LOG IN TO READ THE ANNOTATED BIBLIOGRAPHY
INTRODUCTIONOver the past few decades, computer security has become a central concern for almost all computer systems. Because security relies on making certain actions impossible, security is difficult or impossible to add to a system after it is built. Instead, security should be considered in the requirement stage and carried through design, implementation, and operations. In each of the sections of this ACM Tech Pack, we focus on key themes and topics of the field so that interested readers with the equivalent of an undergraduate computer science background may become familiar with key areas of computer security.

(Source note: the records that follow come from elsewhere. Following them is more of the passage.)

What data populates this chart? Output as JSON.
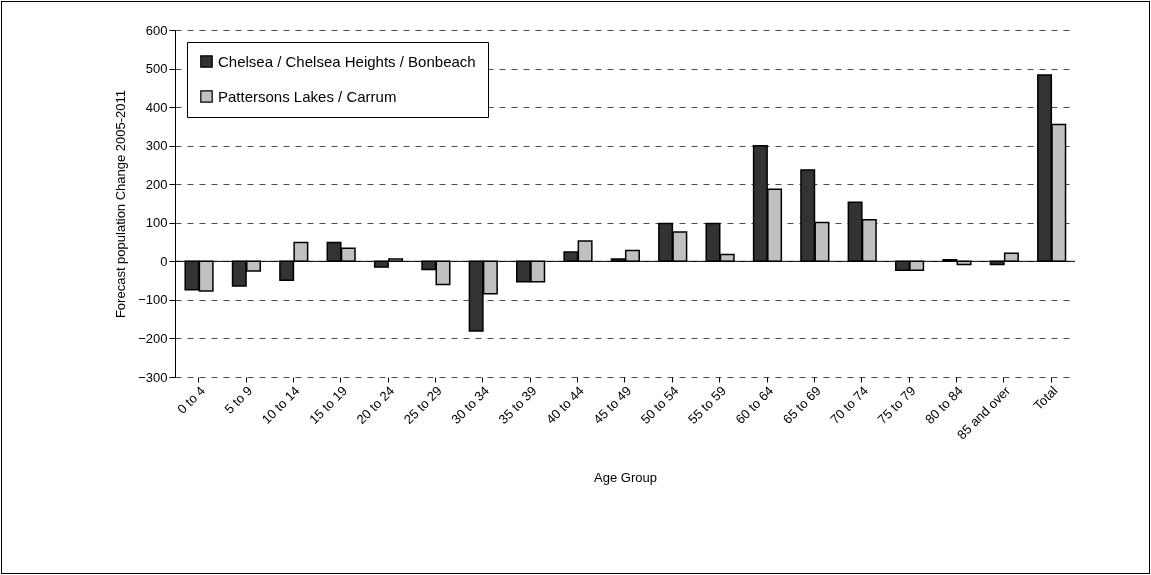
{
  "chart_data": {
    "type": "bar",
    "xlabel": "Age Group",
    "ylabel": "Forecast population Change 2005-2011",
    "categories": [
      "0 to 4",
      "5 to 9",
      "10 to 14",
      "15 to 19",
      "20 to 24",
      "25 to 29",
      "30 to 34",
      "35 to 39",
      "40 to 44",
      "45 to 49",
      "50 to 54",
      "55 to 59",
      "60 to 64",
      "65 to 69",
      "70 to 74",
      "75 to 79",
      "80 to 84",
      "85 and over",
      "Total"
    ],
    "series": [
      {
        "name": "Chelsea / Chelsea Heights / Bonbeach",
        "color": "#333333",
        "values": [
          -74,
          -64,
          -49,
          49,
          -15,
          -21,
          -181,
          -53,
          24,
          6,
          98,
          98,
          300,
          237,
          153,
          -23,
          4,
          -8,
          483
        ]
      },
      {
        "name": "Pattersons Lakes / Carrum",
        "color": "#c0c0c0",
        "values": [
          -77,
          -25,
          49,
          34,
          6,
          -60,
          -84,
          -53,
          53,
          28,
          76,
          18,
          187,
          101,
          108,
          -23,
          -8,
          21,
          355
        ]
      }
    ],
    "ylim": [
      -300,
      600
    ],
    "yticks": [
      -300,
      -200,
      -100,
      0,
      100,
      200,
      300,
      400,
      500,
      600
    ],
    "grid": "y",
    "legend": "top left"
  }
}
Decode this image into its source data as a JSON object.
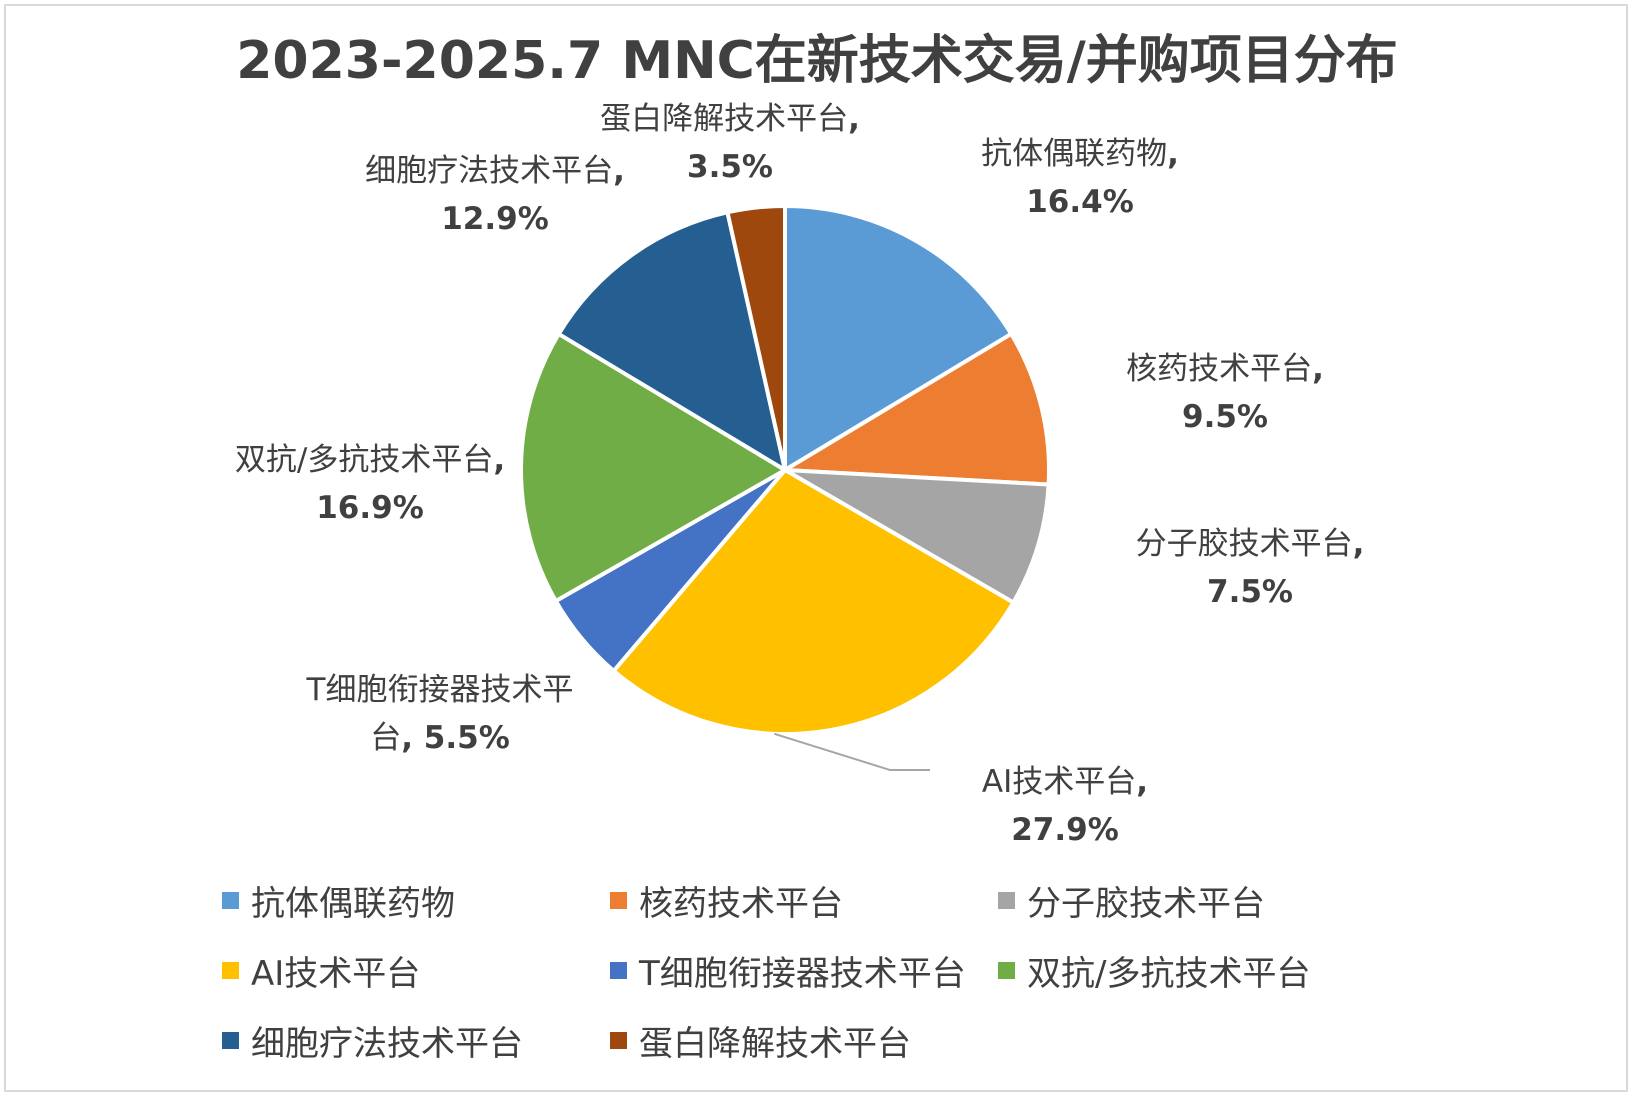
{
  "chart_data": {
    "type": "pie",
    "title": "2023-2025.7 MNC在新技术交易/并购项目分布",
    "categories": [
      "抗体偶联药物",
      "核药技术平台",
      "分子胶技术平台",
      "AI技术平台",
      "T细胞衔接器技术平台",
      "双抗/多抗技术平台",
      "细胞疗法技术平台",
      "蛋白降解技术平台"
    ],
    "values": [
      16.4,
      9.5,
      7.5,
      27.9,
      5.5,
      16.9,
      12.9,
      3.5
    ],
    "value_labels": [
      "16.4%",
      "9.5%",
      "7.5%",
      "27.9%",
      "5.5%",
      "16.9%",
      "12.9%",
      "3.5%"
    ],
    "colors": [
      "#5b9bd5",
      "#ed7d31",
      "#a5a5a5",
      "#ffc000",
      "#4472c4",
      "#70ad47",
      "#255e91",
      "#9e480e"
    ],
    "label_separator": ", ",
    "legend_position": "bottom",
    "start_angle_deg": 0,
    "direction": "clockwise"
  }
}
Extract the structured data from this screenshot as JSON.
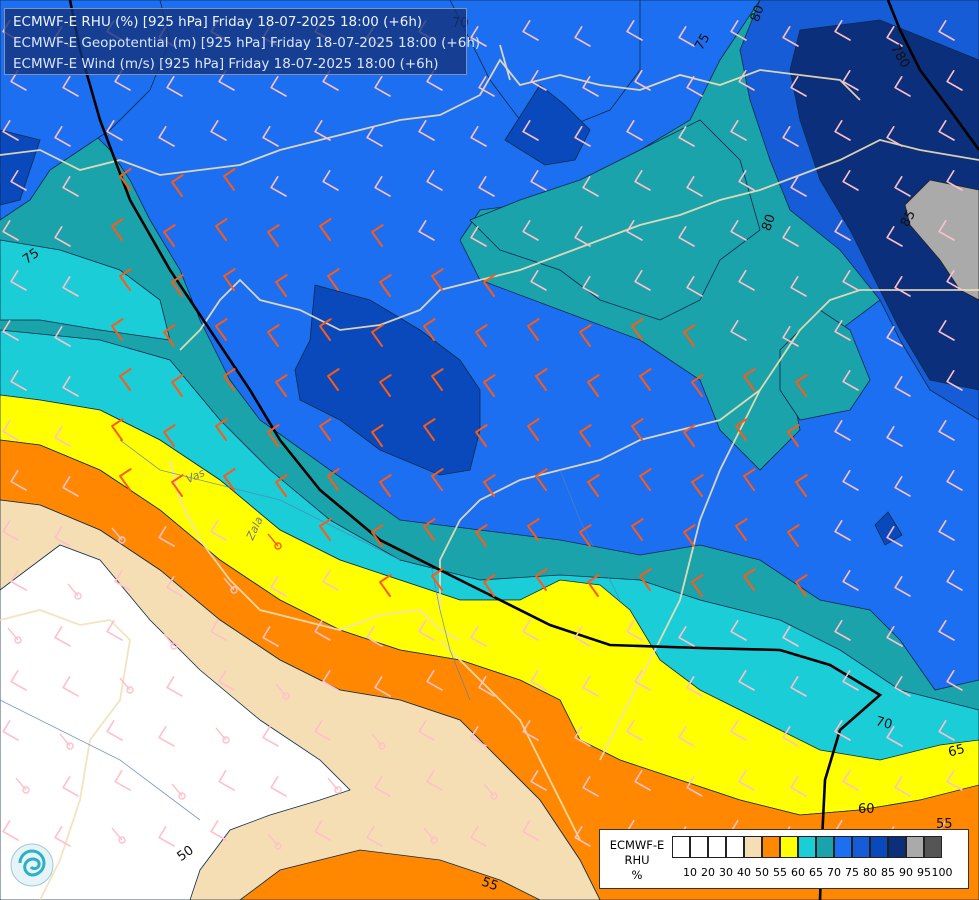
{
  "header": {
    "line1": "ECMWF-E RHU (%) [925 hPa] Friday 18-07-2025 18:00 (+6h)",
    "line2": "ECMWF-E Geopotential (m) [925 hPa] Friday 18-07-2025 18:00 (+6h)",
    "line3": "ECMWF-E Wind (m/s) [925 hPa] Friday 18-07-2025 18:00 (+6h)"
  },
  "legend": {
    "title_lines": [
      "ECMWF-E",
      "RHU",
      "%"
    ],
    "ticks": [
      "10",
      "20",
      "30",
      "40",
      "50",
      "55",
      "60",
      "65",
      "70",
      "75",
      "80",
      "85",
      "90",
      "95",
      "100"
    ],
    "colors": [
      "#ffffff",
      "#ffffff",
      "#ffffff",
      "#ffffff",
      "#f5deb3",
      "#ff8800",
      "#ffff00",
      "#1acdd6",
      "#1aa3aa",
      "#1c6ff0",
      "#155cd6",
      "#0a49bb",
      "#0b2f7a",
      "#aaaaaa",
      "#555555"
    ]
  },
  "contour_labels": {
    "rhu": [
      "70",
      "80",
      "75",
      "75",
      "70",
      "65",
      "60",
      "55",
      "50",
      "55",
      "80",
      "85"
    ],
    "geopotential": [
      "780",
      "780",
      "780"
    ]
  },
  "place_labels": [
    "Vas",
    "Zala"
  ],
  "colors": {
    "rhu_50": "#f5deb3",
    "rhu_55": "#ff8800",
    "rhu_60": "#ffff00",
    "rhu_65": "#1acdd6",
    "rhu_70": "#1aa3aa",
    "rhu_75": "#1c6ff0",
    "rhu_80": "#155cd6",
    "rhu_85": "#0a49bb",
    "rhu_90": "#0b2f7a",
    "rhu_95": "#aaaaaa",
    "wind_barb_light": "#ffc0cb",
    "wind_barb_strong": "#ff5a14",
    "border": "#f2e0b8",
    "geopotential_line": "#000000"
  },
  "icons": {
    "logo": "swirl-logo-icon"
  }
}
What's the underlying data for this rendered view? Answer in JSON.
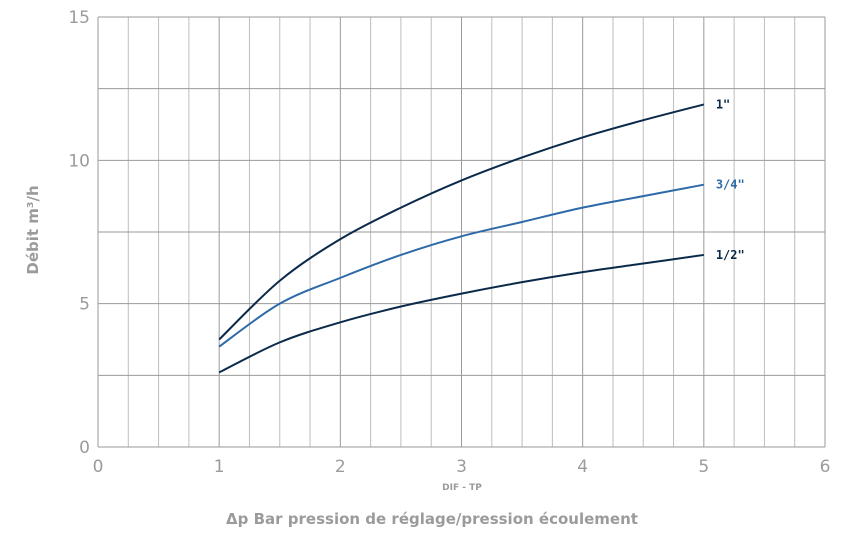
{
  "chart_data": {
    "type": "line",
    "title": "",
    "xlabel": "Δp Bar pression de réglage/pression écoulement",
    "ylabel": "Débit m³/h",
    "annotation": "DIF - TP",
    "xlim": [
      0,
      6
    ],
    "ylim": [
      0,
      15
    ],
    "x_ticks": [
      "0",
      "1",
      "2",
      "3",
      "4",
      "5",
      "6"
    ],
    "y_ticks": [
      "0",
      "5",
      "10",
      "15"
    ],
    "grid": true,
    "legend": "labels at line ends",
    "series": [
      {
        "name": "1\"",
        "color": "#0b2a4a",
        "x": [
          1.0,
          1.5,
          2.0,
          2.5,
          3.0,
          3.5,
          4.0,
          4.5,
          5.0
        ],
        "y": [
          3.75,
          5.8,
          7.25,
          8.35,
          9.3,
          10.1,
          10.8,
          11.4,
          11.95
        ]
      },
      {
        "name": "3/4\"",
        "color": "#2e6aa8",
        "x": [
          1.0,
          1.5,
          2.0,
          2.5,
          3.0,
          3.5,
          4.0,
          4.5,
          5.0
        ],
        "y": [
          3.5,
          5.0,
          5.9,
          6.7,
          7.35,
          7.85,
          8.35,
          8.75,
          9.15
        ]
      },
      {
        "name": "1/2\"",
        "color": "#0b2a4a",
        "x": [
          1.0,
          1.5,
          2.0,
          2.5,
          3.0,
          3.5,
          4.0,
          4.5,
          5.0
        ],
        "y": [
          2.6,
          3.65,
          4.35,
          4.9,
          5.35,
          5.75,
          6.1,
          6.4,
          6.7
        ]
      }
    ]
  }
}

Early mathematical work in the area of cryptography laid the groundwork for key security guarantees that systems seek to provide. Focus on security over the decades has also “gone up the stack” starting with network and operating security to application layer security. While software security techniques in general have been very helpful in providing application layer security, the security of web applications has received special focus due to their pervasiveness (as well as the initial lack of protections built into client/server web protocols). Over the decades, malicious software (or malware) has been used more and more aggressively by the cybercriminal community to achieve nefarious goals and often bypass security checks and countermeasures deployed in various levels of software. As the goal of attackers has also shifted from mischief to cybercrime over the years as computer systems and the data stored by them has become more valuable, the study of the economics of security has also become an important part of the field.